Indeed, Atul Bajpai, chairman at LiveMore, retains confidence in the European securitization market as, he says, it seems always able to “understand and accommodate” regulatory challenges. Moreover, liquidity appears to have increased significantly since the LDI crisis.

“We have a retirement interest only product that we think investors and rating agencies will be able to get their heads around,” he adds.

More to come

So far, at least, issuers largely retain a certain steely hardiness — having stood up well to the challenges of the past year. And there are further reasons for issuers to be hopeful about the future. The return of flagship prime RMBS programmes like Lloyds’ Permanent shelf, for example, could also be positive for the broader market, Rowan says.

“It’s good to have prime back, on the basis that the broader asset class therefore gathers more momentum,” he says.

Together’s Harrison hopes that investors who perhaps moved into the specialist lender market as a “substitute while prime issuance was limited”, could be tempted to stay even as bigger issuers return.

“We could see some of those investors who had moved into the specialist lender RMBS space stick around for a yield pick-up now they have done their credit work and got comfortable with the sector,” Harrison adds.
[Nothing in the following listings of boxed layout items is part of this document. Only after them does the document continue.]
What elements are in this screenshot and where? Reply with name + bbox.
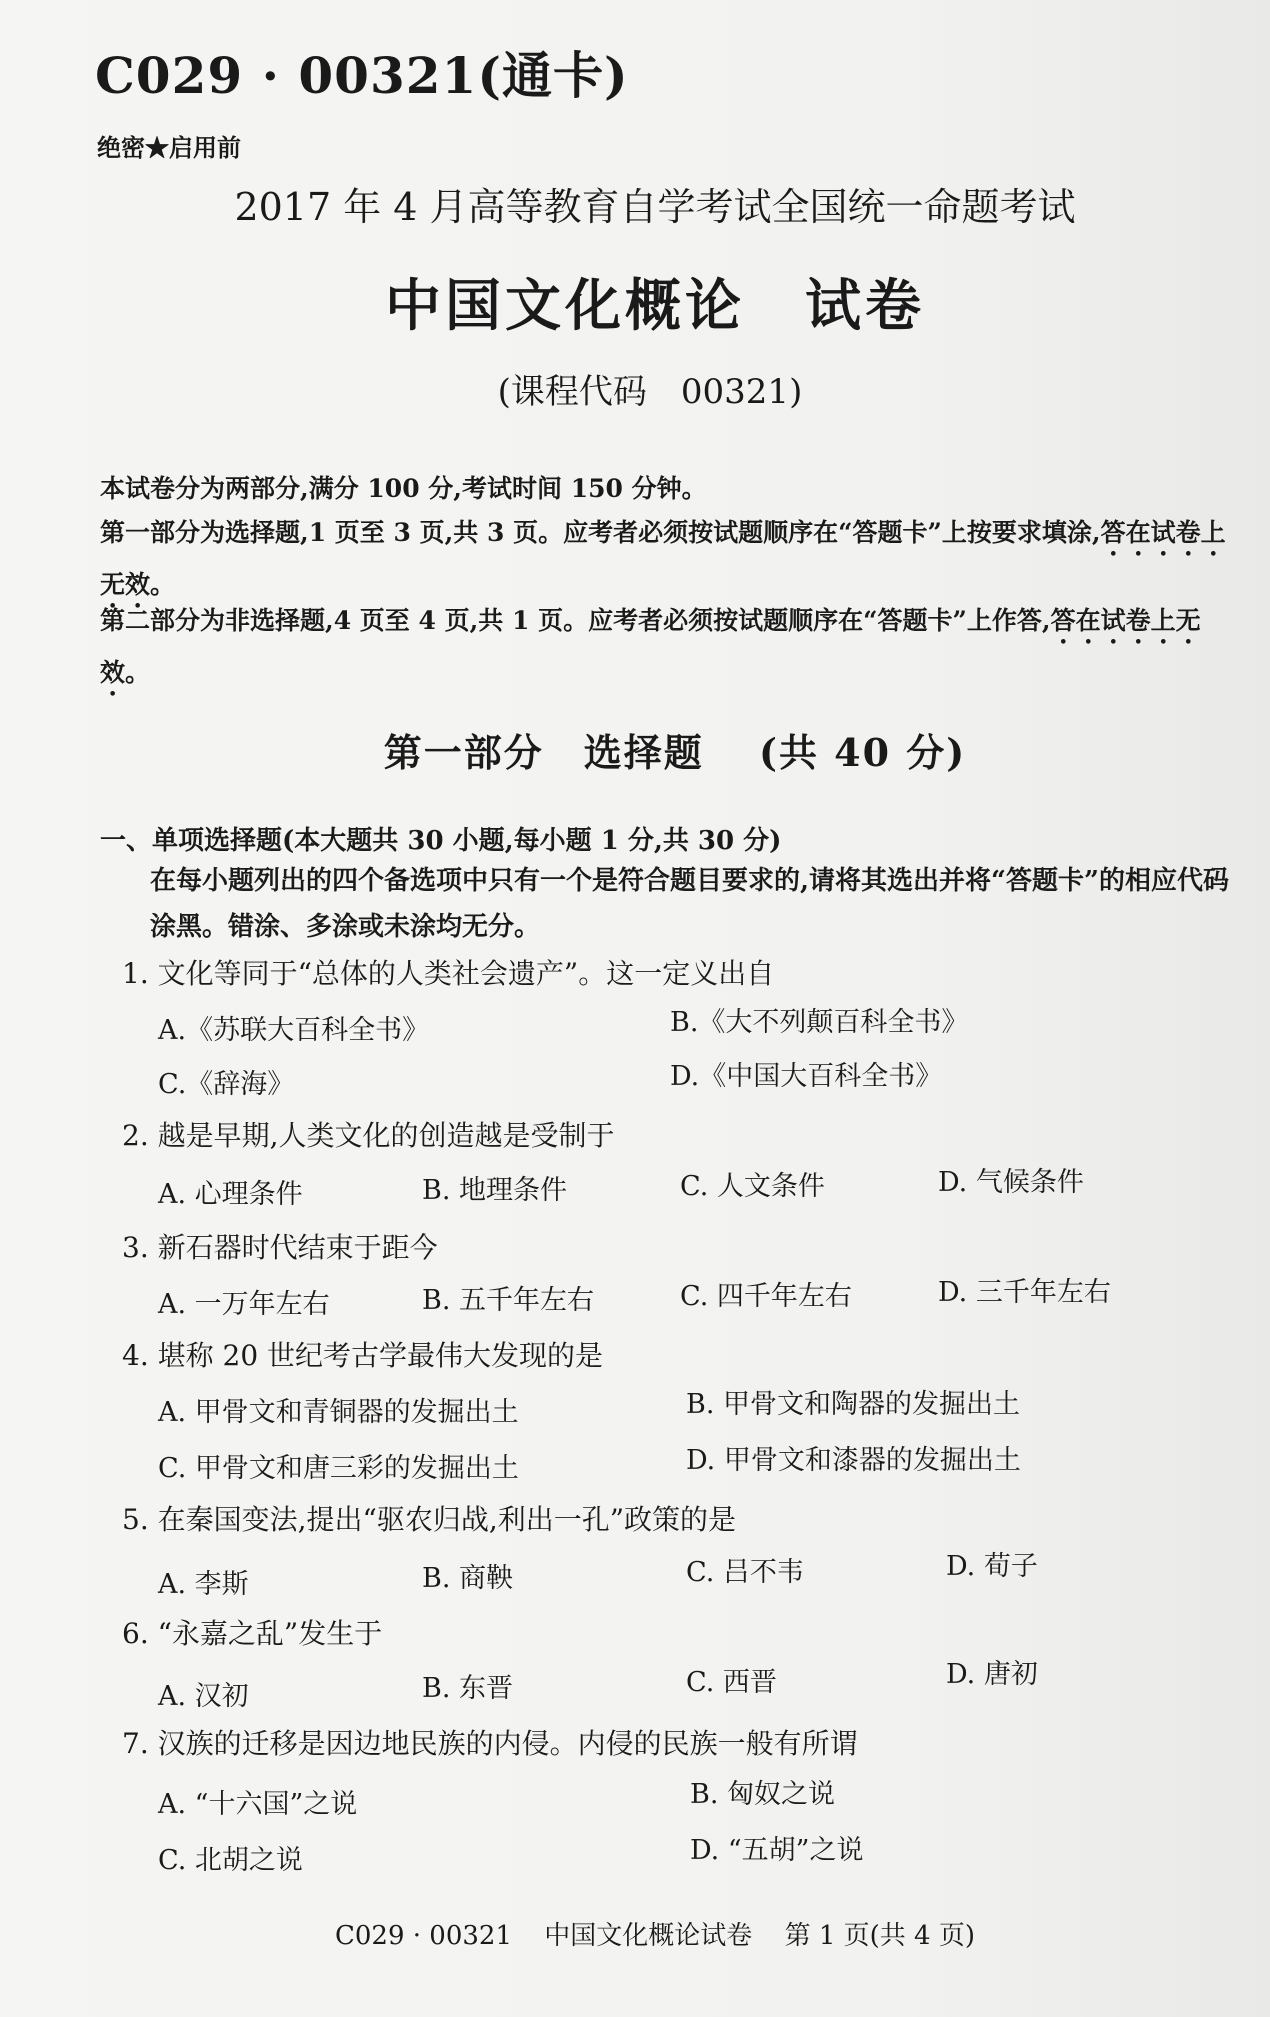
section-heading: 一、单项选择题(本大题共 30 小题,每小题 1 分,共 30 分) (100, 826, 782, 856)
question-3-option-b: B. 五千年左右 (422, 1285, 595, 1316)
question-7-stem: 7. 汉族的迁移是因边地民族的内侵。内侵的民族一般有所谓 (122, 1727, 858, 1760)
question-4-option-a: A. 甲骨文和青铜器的发掘出土 (158, 1397, 519, 1428)
instruction-line-3-emphasis: 答在试卷上无效 (100, 606, 1201, 687)
question-6-option-a: A. 汉初 (158, 1681, 249, 1712)
question-6-option-d: D. 唐初 (946, 1659, 1038, 1690)
confidential-label: 绝密★启用前 (97, 133, 241, 162)
question-3-option-d: D. 三千年左右 (938, 1277, 1111, 1308)
question-4-option-c: C. 甲骨文和唐三彩的发掘出土 (158, 1453, 519, 1484)
question-2-option-c: C. 人文条件 (680, 1171, 825, 1202)
subject-title: 中国文化概论 试卷 (385, 273, 925, 339)
course-code: (课程代码 00321) (497, 372, 803, 412)
question-5-option-d: D. 荀子 (946, 1551, 1038, 1582)
question-7-option-a: A. “十六国”之说 (158, 1789, 358, 1820)
question-4-option-b: B. 甲骨文和陶器的发掘出土 (686, 1389, 1021, 1420)
question-7-option-b: B. 匈奴之说 (690, 1779, 836, 1810)
footer-title: 中国文化概论试卷 (544, 1921, 753, 1951)
question-2-option-a: A. 心理条件 (158, 1179, 303, 1210)
question-1-option-b: B.《大不列颠百科全书》 (670, 1007, 969, 1038)
instruction-line-3-end: 。 (125, 658, 151, 687)
page-footer (0, 1915, 1270, 1952)
question-4-option-d: D. 甲骨文和漆器的发掘出土 (686, 1445, 1021, 1476)
question-6-stem: 6. “永嘉之乱”发生于 (122, 1617, 383, 1650)
question-4-stem: 4. 堪称 20 世纪考古学最伟大发现的是 (122, 1339, 604, 1372)
instruction-line-3 (100, 598, 1240, 702)
instruction-line-2-end: 。 (150, 570, 176, 599)
instruction-line-1: 本试卷分为两部分,满分 100 分,考试时间 150 分钟。 (100, 474, 707, 503)
question-2-option-d: D. 气候条件 (938, 1167, 1084, 1198)
question-3-stem: 3. 新石器时代结束于距今 (122, 1231, 438, 1264)
section-description: 在每小题列出的四个备选项中只有一个是符合题目要求的,请将其选出并将“答题卡”的相应代码涂黑。错涂、多涂或未涂均无分。 (150, 866, 1229, 942)
footer-page-number: 第 1 页(共 4 页) (784, 1921, 975, 1951)
question-5-option-b: B. 商鞅 (422, 1563, 514, 1594)
question-3-option-a: A. 一万年左右 (158, 1289, 330, 1320)
instruction-line-2-text: 第一部分为选择题,1 页至 3 页,共 3 页。应考者必须按试题顺序在“答题卡”上按要求填涂, (100, 518, 1101, 547)
question-3-option-c: C. 四千年左右 (680, 1281, 852, 1312)
question-2-stem: 2. 越是早期,人类文化的创造越是受制于 (122, 1119, 615, 1152)
question-7-option-d: D. “五胡”之说 (690, 1835, 864, 1866)
question-1-option-c: C.《辞海》 (158, 1069, 295, 1100)
question-1-option-a: A.《苏联大百科全书》 (158, 1015, 430, 1046)
question-1-option-d: D.《中国大百科全书》 (670, 1061, 943, 1092)
question-1-stem: 1. 文化等同于“总体的人类社会遗产”。这一定义出自 (122, 957, 775, 990)
question-6-option-b: B. 东晋 (422, 1673, 514, 1704)
question-6-option-c: C. 西晋 (686, 1667, 777, 1698)
question-5-option-a: A. 李斯 (158, 1569, 249, 1600)
instruction-line-2-emphasis: 答在试卷上无效 (100, 518, 1226, 599)
instruction-line-3-text: 第二部分为非选择题,4 页至 4 页,共 1 页。应考者必须按试题顺序在“答题卡”上作答, (100, 606, 1051, 635)
footer-code: C029 · 00321 (334, 1921, 513, 1951)
question-5-stem: 5. 在秦国变法,提出“驱农归战,利出一孔”政策的是 (122, 1503, 737, 1536)
paper-code: C029 · 00321(通卡) (95, 46, 629, 105)
part-one-title: 第一部分 选择题 (共 40 分) (383, 730, 967, 775)
question-7-option-c: C. 北胡之说 (158, 1845, 303, 1876)
exam-title: 2017 年 4 月高等教育自学考试全国统一命题考试 (234, 185, 1076, 229)
question-5-option-c: C. 吕不韦 (686, 1557, 804, 1588)
question-2-option-b: B. 地理条件 (422, 1175, 568, 1206)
Moreover, in January, GlobalCapital reported that the finance ministries in France and Germany had called on the EU Commission to make securitizations easier, calling the current regulations too “conservative”.

Ever since, speculation has been rife about what lighter regulations may mean for the industry.

Matthew Jones, head of EMEA specialised finance at S&P Global, believes the message to the Commission was a response to the ending of cheap central bank funding schemes and the upcoming Basel proposals.

“My guess is they’ve realised that they can’t be weaned off ECB money through covered bonds alone, due mainly to regulatory capital constraints and encumbrance limits,” Jones says. “There’s likely to be a big increase in capital requirements as a result of the current Basel proposals for mortgages.

“Banks are going to need RMBS to manage regulatory capital.”

What Jones calls “fairer and more appropriate” regulations could provide a boost to regular issuers, deepening the investor base. Whichever way the regulation issue evolves, expect the recent generation of securitization issuers to continue to take the initiative when it comes to uncovering more investors.